Siguen su lento andar por el patio, con el objetivo de encontrar una grieta en la fortaleza del hogar. Negro es el color que Eduardo escogió, sin embargo, Alejandro no siguió la costumbre milenaria, y se vistió con una camisa del PAN. En la esquina del patio, encontraron un alambre largo que les serviría de mano, para poder bajar la aldaba de la puerta.

La cosa venía planeada hace poco tiempo, tres días para ser exactos. Se tenía que ejecutar a la perfección, pues era un día en que la soledad les traía las buenas nuevas. Pronto se vieron en la necesidad de llevar acabo su obra, como el poeta que intenta hacer poemas para el Concurso de poesía.

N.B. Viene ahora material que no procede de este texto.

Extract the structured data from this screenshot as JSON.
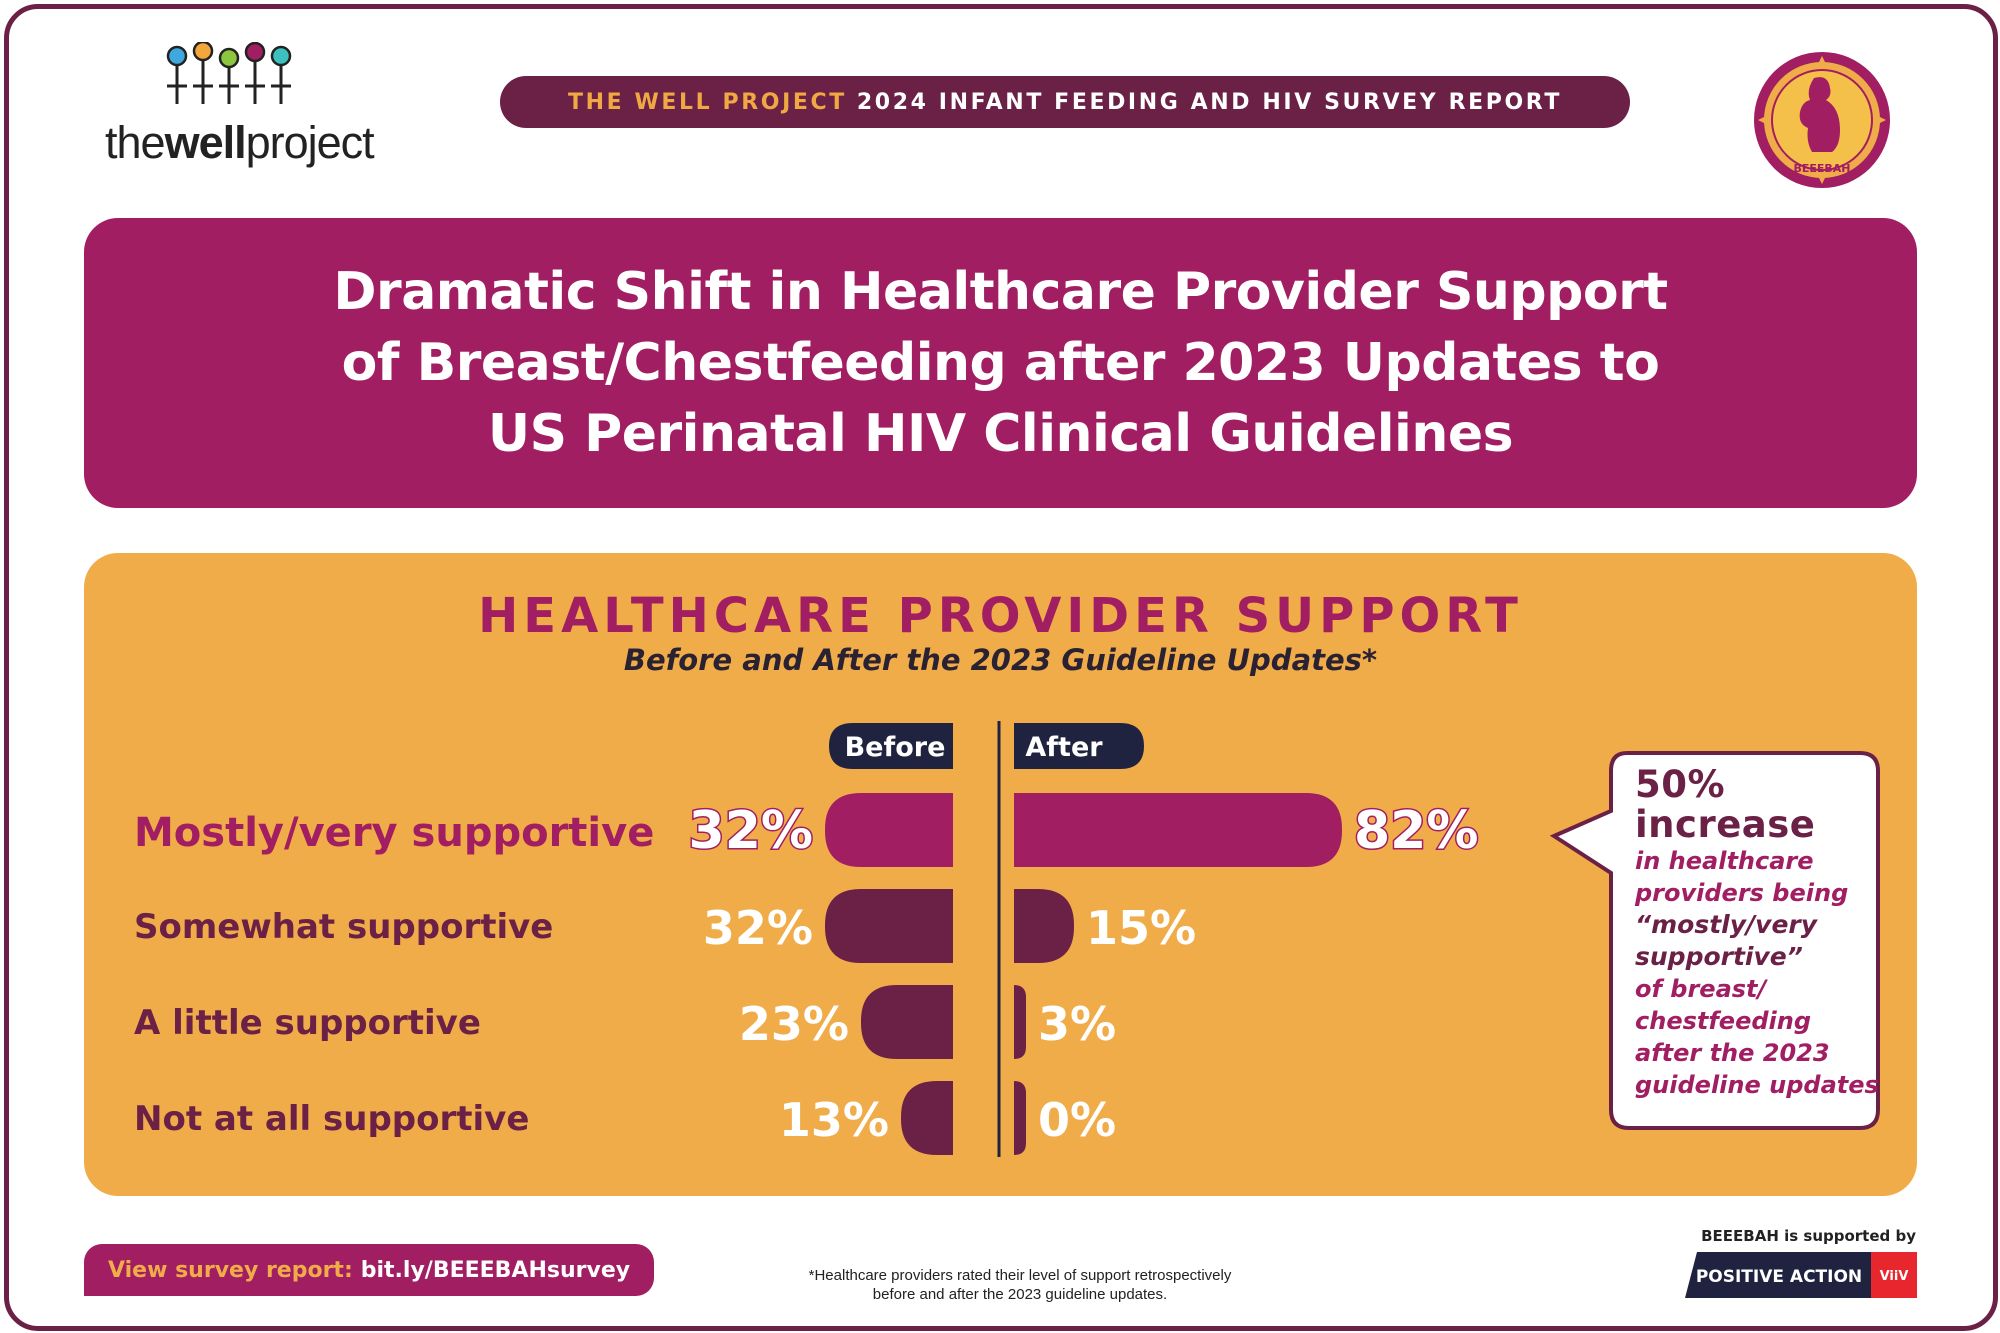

Los ruidos de los pasos eran nulos, gracias al silenciador que sugiere el tenis. Antes de acudir prestos a la acción de entrar a la casa, tuvieron que enderezar el alambre. Las pinzas que estaban depositadas en el patio, les ayudó a recortar el estirado cable. Y bailando la luz, se acercaron a la puerta de la casa y descolgaron la puerta, con la timidez que trata un primerizo a su novia. Un pequeño ruido sonó con la aldaba, al dejarla caer con descuido. Eduardo inquirió Alejandro con un “cállate” simulado con los dedos y su boca en forma de trompa. La casa era pequeña. Tan sólo contaba con cuatro piezas y un baño. La entrada terminaba con el baño, de manera de que si abrías la puerta te quedaba de frente la puerta de baño. Esta arquitectura había traído consigo un sinfín de anécdotas, que los nuevos inquilinos, de cuatro años de estancia, ignoraron por siempre. Pues una vez, cuando los anteriores habitaban esa casa, el señor padre de esa familia, había llegado a su hogar, después de torear algunos carros, con la intención de llegar a su casa para evacuar la comida. Había cumplido su misión. Llegó chorreando al baño, y con la velocidad de un prestidigitador, se bajó los pantalones y se sentó en su trono como todo un rey. Y ya estaba en los alivios, cuando de pronto, entró a la casa la señora de la limpieza, para recoger su bolsa, y el señor, como no tuvo tiempo para reproches con la puerta del baño, quedó a merced de los impíos “¡ayes!” de la susodicha. Ese hecho fue el que arrancó las desconfianzas de la señora para con la mucama y el señor rey.

El pasillo era, también, lugar de las puertas de los cuartos. Estas puertas contaban con un miriñaque, para los tiempos de calor. Los recientes “amantes de lo ajeno” se acercaron a pasos sordos, uno detrás de otro. El último cuarto resplandecía.

—Oye, Eduardo, ¿no que no había nadie?

—Shhhh. ¡Cállate! No, no había nadie. Los señores se fueron a Campeche.

—Pero, entonces, quién está viendo la tele.

—No lo sé. Déjame checar—asomó por el miriñaque del cuarto resplandeciente con sumo cuidado—es el hijo mayor. Creo que se quedó.

—Entonces qué vamos hacer.

—Shhh. Cállate. ¿No sabes hablar bajito. Susurrar?

—Sí.

—Pues entonces, hazlo.

—Pero, qué vamos a hacer.

—Pues a entrar en acción—y sacó de sus manos una tosca pistola.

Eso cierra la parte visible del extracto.